コントラクトをデプロイ(ブロックチェーンに公開)
発行したい数のトークンが、コントラクトの「残高」として登録される。

ユーザーにトークンを配布
transfer() 関数などを使い、ユーザーのアドレスに配布したり、売却したりする。

上場や流通
取引所が ERC-20 トークンに対応していれば、売買ができるようになる。
Uniswap などのDEX(分散型取引所)では、流動性プールを作れば即座に取引が開始できる。

トークンを使うときの注意点

詐欺・スキャムコントラクト
誰でもトークンを簡単に作れるぶん、怪しいプロジェクトや詐欺トークンが多いのも事実。
トークンを購入する際は、公式サイトや監査情報、コミュニティの評判などをしっかり調べましょう。

ウォレットのネットワーク設定
ERC-20 はイーサリアムメインネット上の規格です。
ネットワークを間違えて送金すると紛失の恐れがあるので、BEP-20(Binance Smart Chain)など他チェーンの規格と混同しないよう注意。

ガス代(手数料)
イーサリアムはガス代が高騰する場合があります。
トークンを送ったり、スマートコントラクトを利用するたびに、ETHで支払うガス代が必要になるので理解しておきましょう。

規制や税制
国によってはトークン販売(ICO)が規制されていたり、課税ルールが異なったりします。
トークンを売買して利益が出た場合は、居住国の法律に基づいて申告が必要です。

まとめ

トークンは、既存のブロックチェーン上に発行されたデジタル資産であり、イーサリアム上のERC-20トークンが最も一般的な例といえます。

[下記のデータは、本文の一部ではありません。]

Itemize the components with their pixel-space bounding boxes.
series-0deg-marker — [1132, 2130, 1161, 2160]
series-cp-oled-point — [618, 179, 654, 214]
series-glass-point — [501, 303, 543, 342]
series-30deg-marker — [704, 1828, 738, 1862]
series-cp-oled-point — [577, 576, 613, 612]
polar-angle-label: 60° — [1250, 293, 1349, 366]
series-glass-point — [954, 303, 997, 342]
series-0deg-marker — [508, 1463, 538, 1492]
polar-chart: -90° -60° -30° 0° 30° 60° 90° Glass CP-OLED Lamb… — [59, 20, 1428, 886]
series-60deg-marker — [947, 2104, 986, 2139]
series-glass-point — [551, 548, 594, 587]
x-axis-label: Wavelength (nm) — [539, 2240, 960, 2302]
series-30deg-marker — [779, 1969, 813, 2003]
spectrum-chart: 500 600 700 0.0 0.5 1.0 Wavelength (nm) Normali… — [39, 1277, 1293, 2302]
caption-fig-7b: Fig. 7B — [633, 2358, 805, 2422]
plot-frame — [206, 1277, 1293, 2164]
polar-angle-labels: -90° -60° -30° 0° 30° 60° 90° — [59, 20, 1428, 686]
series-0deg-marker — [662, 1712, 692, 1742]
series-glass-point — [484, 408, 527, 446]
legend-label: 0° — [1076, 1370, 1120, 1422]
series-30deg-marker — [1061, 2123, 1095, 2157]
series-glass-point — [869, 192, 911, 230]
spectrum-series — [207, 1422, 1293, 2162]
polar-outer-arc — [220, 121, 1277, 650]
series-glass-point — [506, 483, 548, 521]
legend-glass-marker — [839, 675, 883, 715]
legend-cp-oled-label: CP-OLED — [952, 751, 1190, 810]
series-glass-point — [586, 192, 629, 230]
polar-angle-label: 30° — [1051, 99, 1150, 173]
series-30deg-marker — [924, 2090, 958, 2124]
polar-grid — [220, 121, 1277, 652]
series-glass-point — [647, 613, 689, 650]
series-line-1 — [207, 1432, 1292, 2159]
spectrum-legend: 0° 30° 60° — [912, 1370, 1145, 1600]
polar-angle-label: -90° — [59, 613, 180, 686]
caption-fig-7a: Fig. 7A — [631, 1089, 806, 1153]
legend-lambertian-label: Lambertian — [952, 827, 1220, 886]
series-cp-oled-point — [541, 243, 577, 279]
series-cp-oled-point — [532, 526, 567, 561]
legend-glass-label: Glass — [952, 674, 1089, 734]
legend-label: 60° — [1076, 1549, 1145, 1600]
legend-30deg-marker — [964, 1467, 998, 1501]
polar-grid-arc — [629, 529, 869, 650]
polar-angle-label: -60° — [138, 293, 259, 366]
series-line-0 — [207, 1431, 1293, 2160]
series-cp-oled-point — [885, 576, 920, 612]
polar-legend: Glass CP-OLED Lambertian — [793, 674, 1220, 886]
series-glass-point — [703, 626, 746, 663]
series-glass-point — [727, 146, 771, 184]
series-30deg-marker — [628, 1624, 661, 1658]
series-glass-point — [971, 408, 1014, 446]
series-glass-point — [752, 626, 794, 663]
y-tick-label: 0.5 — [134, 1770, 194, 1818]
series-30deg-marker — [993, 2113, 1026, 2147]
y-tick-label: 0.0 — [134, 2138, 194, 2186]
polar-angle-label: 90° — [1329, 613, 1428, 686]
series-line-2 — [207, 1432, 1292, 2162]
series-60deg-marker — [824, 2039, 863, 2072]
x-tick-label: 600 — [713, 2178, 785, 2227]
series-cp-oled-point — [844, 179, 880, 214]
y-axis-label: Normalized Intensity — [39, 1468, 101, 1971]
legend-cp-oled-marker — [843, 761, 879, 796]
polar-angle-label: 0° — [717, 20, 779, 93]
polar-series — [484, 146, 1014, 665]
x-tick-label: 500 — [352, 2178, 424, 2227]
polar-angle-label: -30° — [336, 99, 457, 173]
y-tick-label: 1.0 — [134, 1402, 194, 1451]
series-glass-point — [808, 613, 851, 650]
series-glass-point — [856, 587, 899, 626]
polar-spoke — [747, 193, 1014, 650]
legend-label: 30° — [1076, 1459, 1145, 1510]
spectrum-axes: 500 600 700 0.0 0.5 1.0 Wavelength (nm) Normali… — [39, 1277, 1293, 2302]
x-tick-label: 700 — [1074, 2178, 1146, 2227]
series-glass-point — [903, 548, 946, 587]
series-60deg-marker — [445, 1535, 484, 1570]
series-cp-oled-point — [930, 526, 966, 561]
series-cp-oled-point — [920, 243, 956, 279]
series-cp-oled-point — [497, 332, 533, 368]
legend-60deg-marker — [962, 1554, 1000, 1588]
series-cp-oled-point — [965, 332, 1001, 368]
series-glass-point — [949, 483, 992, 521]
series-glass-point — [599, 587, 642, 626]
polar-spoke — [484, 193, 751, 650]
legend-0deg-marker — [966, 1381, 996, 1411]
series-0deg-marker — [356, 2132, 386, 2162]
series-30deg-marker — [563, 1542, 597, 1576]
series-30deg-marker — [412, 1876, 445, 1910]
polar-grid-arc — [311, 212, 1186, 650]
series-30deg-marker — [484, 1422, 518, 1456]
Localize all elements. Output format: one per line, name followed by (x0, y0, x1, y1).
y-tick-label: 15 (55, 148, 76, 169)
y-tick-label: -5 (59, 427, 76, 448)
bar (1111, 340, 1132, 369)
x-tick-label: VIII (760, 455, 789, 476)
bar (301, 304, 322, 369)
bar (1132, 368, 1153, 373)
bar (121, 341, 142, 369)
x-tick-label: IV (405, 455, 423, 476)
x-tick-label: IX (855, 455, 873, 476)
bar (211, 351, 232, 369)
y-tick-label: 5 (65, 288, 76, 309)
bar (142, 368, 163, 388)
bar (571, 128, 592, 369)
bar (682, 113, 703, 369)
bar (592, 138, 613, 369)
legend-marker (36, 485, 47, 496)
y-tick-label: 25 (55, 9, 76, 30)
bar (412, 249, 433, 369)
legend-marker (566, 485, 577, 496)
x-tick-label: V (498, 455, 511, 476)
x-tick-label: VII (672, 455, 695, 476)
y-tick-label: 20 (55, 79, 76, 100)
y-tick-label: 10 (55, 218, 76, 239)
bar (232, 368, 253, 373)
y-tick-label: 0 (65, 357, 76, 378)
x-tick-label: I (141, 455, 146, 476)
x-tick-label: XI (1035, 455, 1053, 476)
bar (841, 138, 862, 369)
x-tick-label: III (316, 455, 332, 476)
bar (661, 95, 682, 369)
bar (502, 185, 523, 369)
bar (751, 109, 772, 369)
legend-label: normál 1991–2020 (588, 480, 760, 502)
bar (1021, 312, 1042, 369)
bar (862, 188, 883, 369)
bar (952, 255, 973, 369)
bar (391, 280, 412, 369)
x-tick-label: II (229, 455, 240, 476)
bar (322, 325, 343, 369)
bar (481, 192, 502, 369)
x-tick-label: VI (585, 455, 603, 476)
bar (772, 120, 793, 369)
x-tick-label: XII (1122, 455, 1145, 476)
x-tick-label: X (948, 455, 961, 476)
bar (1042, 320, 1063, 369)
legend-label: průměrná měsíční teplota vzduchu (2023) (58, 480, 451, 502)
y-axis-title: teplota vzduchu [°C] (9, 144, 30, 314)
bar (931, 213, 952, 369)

ERC-20によって共通の規格が定められているため、ウォレットや取引所との互換性が高く、多くのプロジェクトが採用しています。

トークンは、決済からガバナンス投票、NFTやゲーム内通貨など、非常に幅広いユースケースに活用されています。

誰でも簡単に発行できる反面、投資や利用には詐欺リスクや技術面でのリスクがつきまとうので、プロジェクトの信頼性や監査情報をしっかりチェックすることが大切です。

初めて使う場合は、少額でウォレット送受信を試してみるなど、ガス代や送金手順、ウォレットの使い方を段階的に学んでいくのがおすすめです。